O pedido de impeachment, protocolado durante o mês de janeiro pelo defensor público Ralf Zimmer, também mirava a vice-governadora Daniela Reinehr (PSL), o secretário de Estado da Administração, Jorge Eduardo Tasca, e a procuradora-geral do Estado, Célia Iraci da Cunha.

Segundo o autor da denúncia, o quarteto teria cometido crime de responsabilidade na concessão de aumento salarial, em 2019, para os procuradores do Estado por meio de decisão administrativa, de forma sigilosa, visando à equiparação dos salários com os procuradores da Alesc.
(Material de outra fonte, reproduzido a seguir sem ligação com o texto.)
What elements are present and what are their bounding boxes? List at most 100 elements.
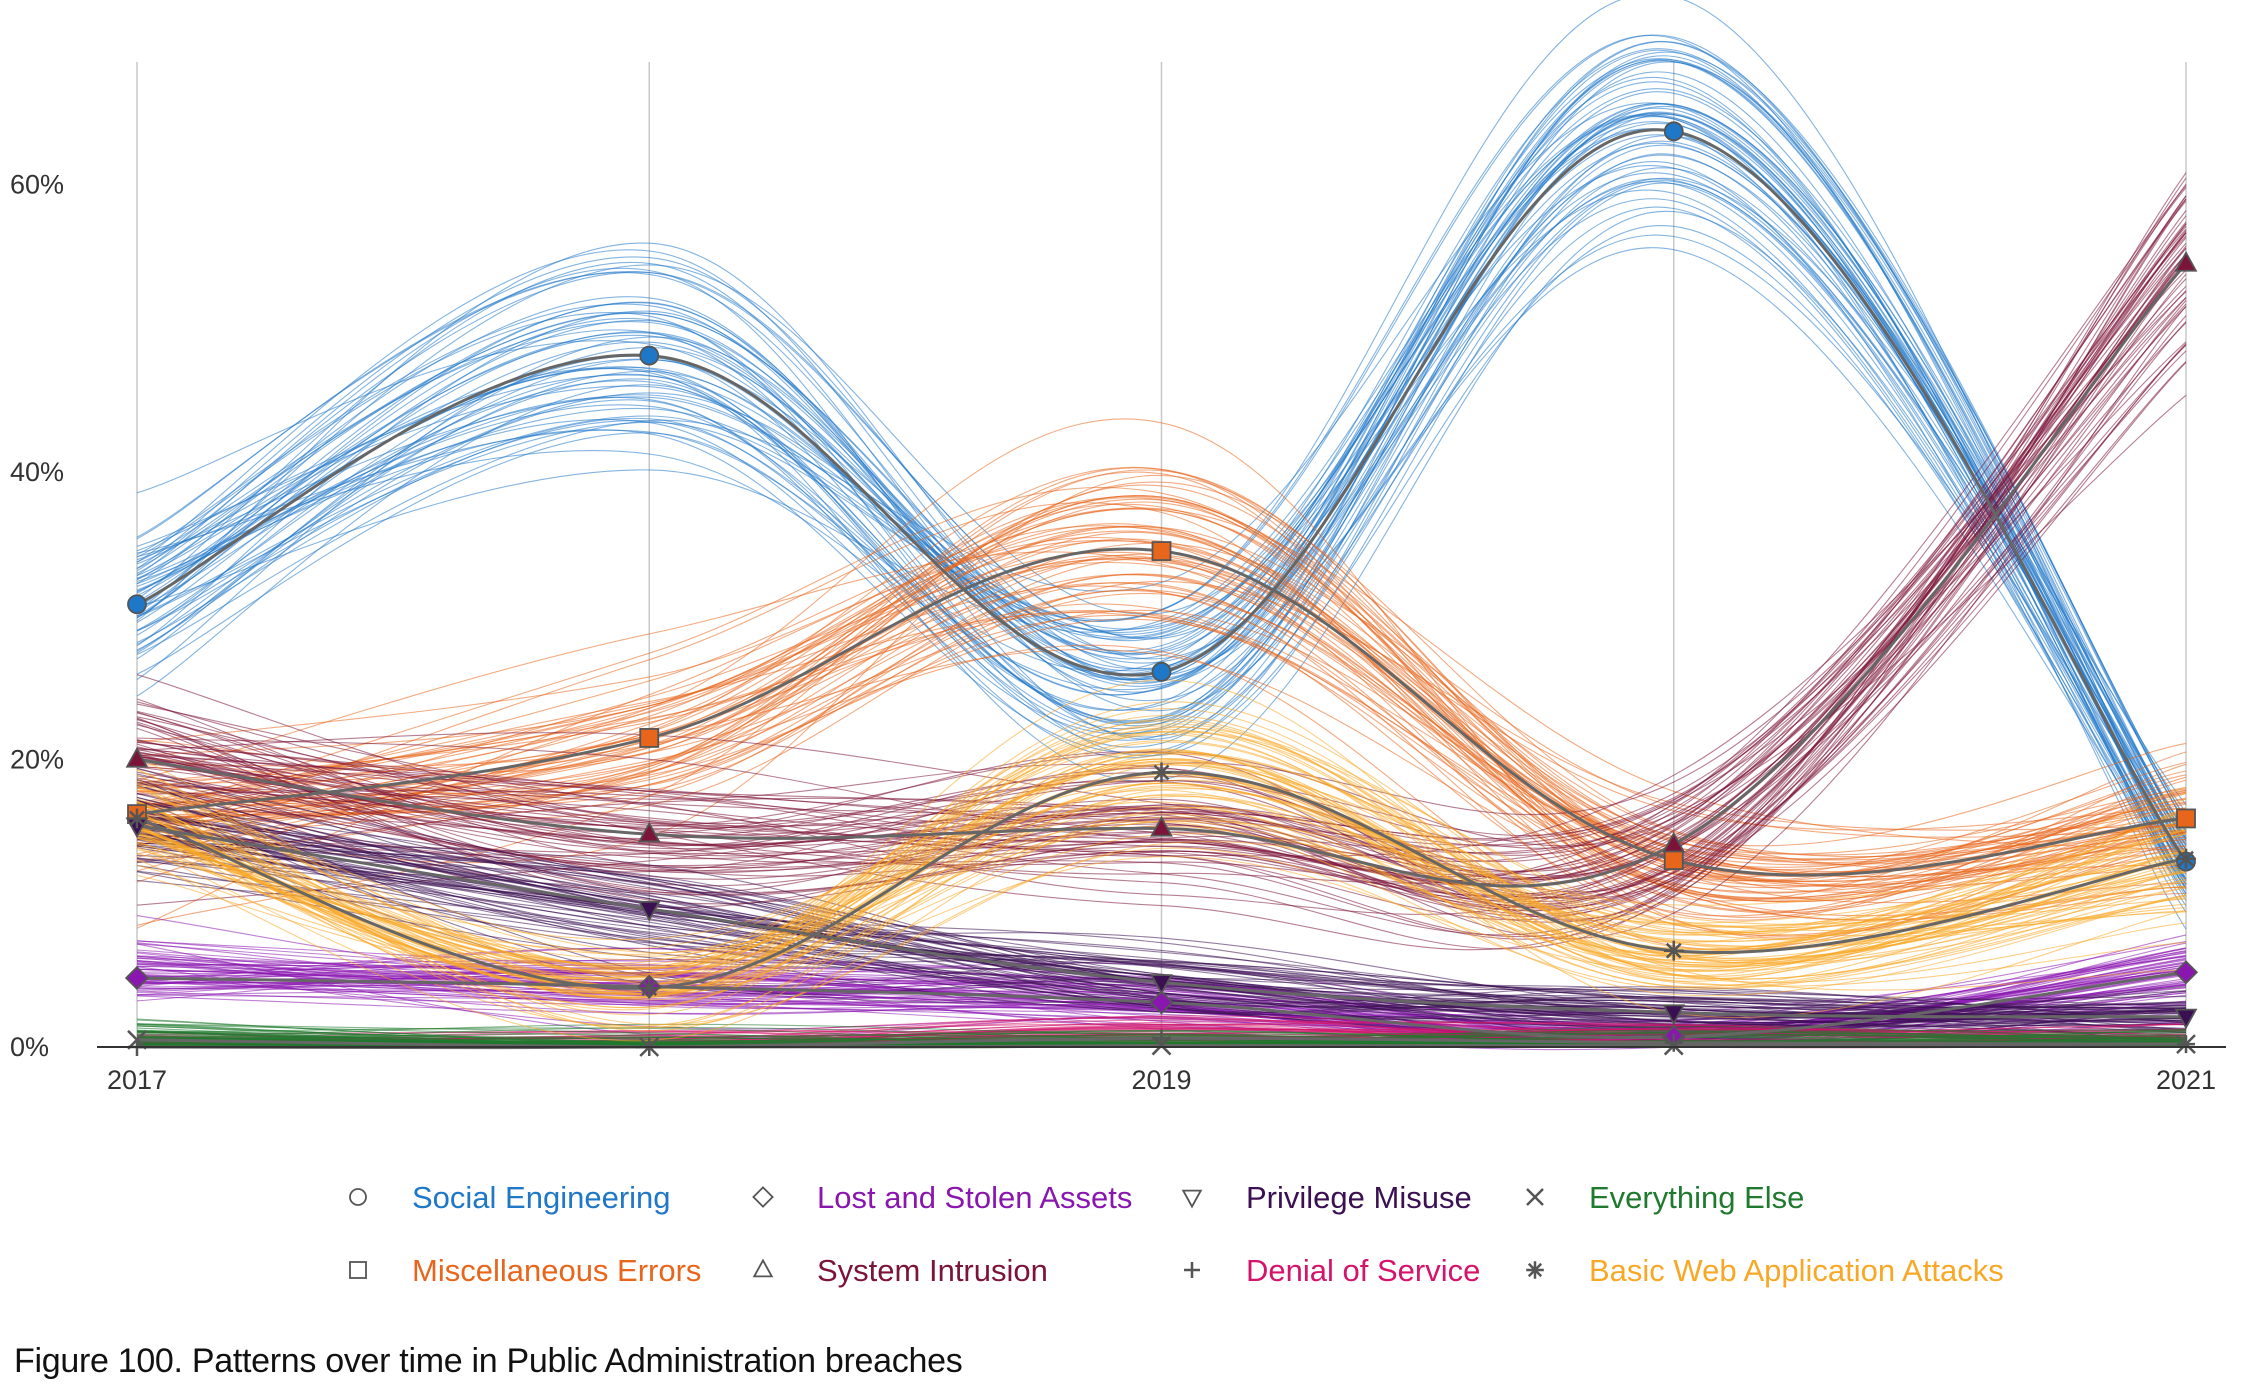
- band-line: [136, 820, 2187, 1036]
- legend-label-everything-else: Everything Else: [1589, 1180, 1804, 1215]
- marker-basic-web-application-attacks-2021: [2176, 848, 2196, 869]
- band-line: [136, 562, 2187, 883]
- marker-social-engineering-2019: [1151, 661, 1172, 682]
- legend-label-system-intrusion: System Intrusion: [817, 1253, 1048, 1288]
- band-line: [136, 180, 2187, 873]
- marker-miscellaneous-errors-2018: [639, 728, 660, 748]
- band-line: [136, 806, 2187, 975]
- legend-item-miscellaneous-errors: Miscellaneous Errors: [349, 1253, 701, 1288]
- legend-label-miscellaneous-errors: Miscellaneous Errors: [412, 1253, 701, 1288]
- band-line: [136, 61, 2187, 819]
- band-line: [136, 225, 2187, 882]
- band-line: [136, 525, 2187, 871]
- series-line-social-engineering: [136, 128, 2188, 863]
- legend-item-denial-of-service: Denial of Service: [1184, 1253, 1480, 1288]
- band-line: [136, 34, 2187, 839]
- marker-system-intrusion-2020: [1662, 831, 1686, 853]
- marker-lost-and-stolen-assets-2021: [2173, 960, 2199, 985]
- legend-item-everything-else: Everything Else: [1526, 1180, 1804, 1215]
- band-line: [136, 558, 2187, 847]
- band-line: [136, 536, 2187, 917]
- band-line: [136, 496, 2187, 847]
- band-line: [136, 106, 2187, 842]
- axes: 2017 2019 2021 0% 20% 40% 60%: [10, 170, 2226, 1095]
- marker-social-engineering-2017: [127, 594, 147, 615]
- marker-social-engineering-2018: [639, 345, 660, 366]
- y-tick-label-60: 60%: [10, 170, 64, 200]
- legend-marker-lost-and-stolen-assets: [752, 1186, 774, 1208]
- marker-everything-else-2019: [1151, 1035, 1172, 1056]
- band-line: [136, 467, 2187, 883]
- band-line: [136, 618, 2187, 887]
- band-line: [136, 112, 2187, 854]
- series-lines: [136, 128, 2188, 1050]
- band-line: [136, 257, 2187, 879]
- band-line: [136, 484, 2187, 893]
- marker-everything-else-2021: [2176, 1034, 2196, 1055]
- band-line: [136, 114, 2187, 873]
- band-line: [136, 731, 2187, 995]
- legend-item-social-engineering: Social Engineering: [349, 1180, 671, 1215]
- band-line: [136, 165, 2187, 860]
- band-line: [136, 582, 2187, 902]
- band-line: [136, 701, 2187, 994]
- marker-denial-of-service-2020: [1664, 1033, 1683, 1052]
- band-line: [136, 135, 2187, 847]
- band-line: [136, 845, 2187, 1026]
- x-tick-label-2017: 2017: [107, 1065, 167, 1095]
- marker-basic-web-application-attacks-2019: [1151, 762, 1172, 783]
- band-line: [136, 858, 2187, 1034]
- band-line: [136, 720, 2187, 971]
- marker-everything-else-2020: [1663, 1035, 1684, 1056]
- series-markers: [124, 121, 2199, 1057]
- legend-label-social-engineering: Social Engineering: [412, 1180, 671, 1215]
- band-line: [136, 102, 2187, 831]
- band-line: [136, 609, 2187, 860]
- legend-marker-miscellaneous-errors: [349, 1261, 367, 1279]
- legend-item-basic-web-application-attacks: Basic Web Application Attacks: [1526, 1253, 2004, 1288]
- band-line: [136, 234, 2187, 845]
- marker-miscellaneous-errors-2019: [1151, 541, 1172, 561]
- legend-label-basic-web-application-attacks: Basic Web Application Attacks: [1589, 1253, 2004, 1288]
- band-line: [136, 291, 2187, 857]
- legend-label-lost-and-stolen-assets: Lost and Stolen Assets: [817, 1180, 1132, 1215]
- marker-basic-web-application-attacks-2020: [1663, 940, 1684, 961]
- band-line: [136, 835, 2187, 1006]
- x-tick-label-2021: 2021: [2156, 1065, 2216, 1095]
- legend-label-denial-of-service: Denial of Service: [1246, 1253, 1480, 1288]
- band-line: [136, 525, 2187, 904]
- legend-marker-privilege-misuse: [1181, 1189, 1203, 1209]
- legend-marker-denial-of-service: [1184, 1262, 1200, 1278]
- band-line: [136, 232, 2187, 884]
- band-line: [136, 782, 2187, 942]
- band-line: [136, 582, 2187, 883]
- legend-marker-everything-else: [1526, 1188, 1544, 1206]
- band-line: [136, 530, 2187, 856]
- marker-system-intrusion-2019: [1150, 815, 1173, 837]
- band-line: [136, 800, 2187, 1025]
- band-line: [136, 140, 2187, 866]
- marker-miscellaneous-errors-2020: [1663, 850, 1684, 871]
- marker-basic-web-application-attacks-2017: [127, 808, 147, 829]
- band-line: [136, 154, 2187, 840]
- marker-miscellaneous-errors-2021: [2176, 808, 2196, 829]
- marker-privilege-misuse-2019: [1150, 974, 1173, 995]
- marker-privilege-misuse-2021: [2174, 1008, 2198, 1030]
- band-line: [136, 758, 2187, 980]
- legend-item-lost-and-stolen-assets: Lost and Stolen Assets: [752, 1180, 1132, 1215]
- band-line: [136, 297, 2187, 872]
- band-line: [136, 715, 2187, 978]
- marker-lost-and-stolen-assets-2019: [1149, 990, 1174, 1015]
- marker-system-intrusion-2018: [637, 821, 661, 843]
- band-line: [136, 788, 2187, 1027]
- legend-marker-social-engineering: [349, 1188, 367, 1206]
- marker-lost-and-stolen-assets-2017: [124, 965, 150, 991]
- band-line: [136, 525, 2187, 902]
- band-line: [136, 290, 2187, 852]
- legend-label-privilege-misuse: Privilege Misuse: [1246, 1180, 1472, 1215]
- band-line: [136, 801, 2187, 989]
- legend-item-system-intrusion: System Intrusion: [752, 1253, 1048, 1288]
- band-line: [136, 343, 2187, 893]
- band-line: [136, 749, 2187, 992]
De acordo com o parecer da Procuradoria Jurídica da Assembleia Legislativa, o defensor público não indicou na representação quais as ações previstas na Lei do Impeachment (Lei Federal nº 1.079/50) teriam sido cometidas, nem apresentou documentos que comprovariam tais alegações.

 

 

“O impeachment é um instituto criado para situações graves, extremas, de crise. A interpretação da Lei 1.079, num caso desses, deve ser parcimoniosa. O afastamento de um governante eleito pelo voto popular é uma coisa muita séria. Foi isso que a Procuradoria entendeu e eu segui esse entendimento", afirmou o deputado Julio Garcia.

 

No despacho, o presidente da Alesc, além de decidir pelo não recebimento da representação, determinou a remessa da denúncia para o Ministério Público de Santa Catarina para análise dos fatos atribuídos ao secretário Jorge Tasca e à procuradora Célia da Cunha. A documentação também será encaminhada para o Tribunal de Contas do Estado.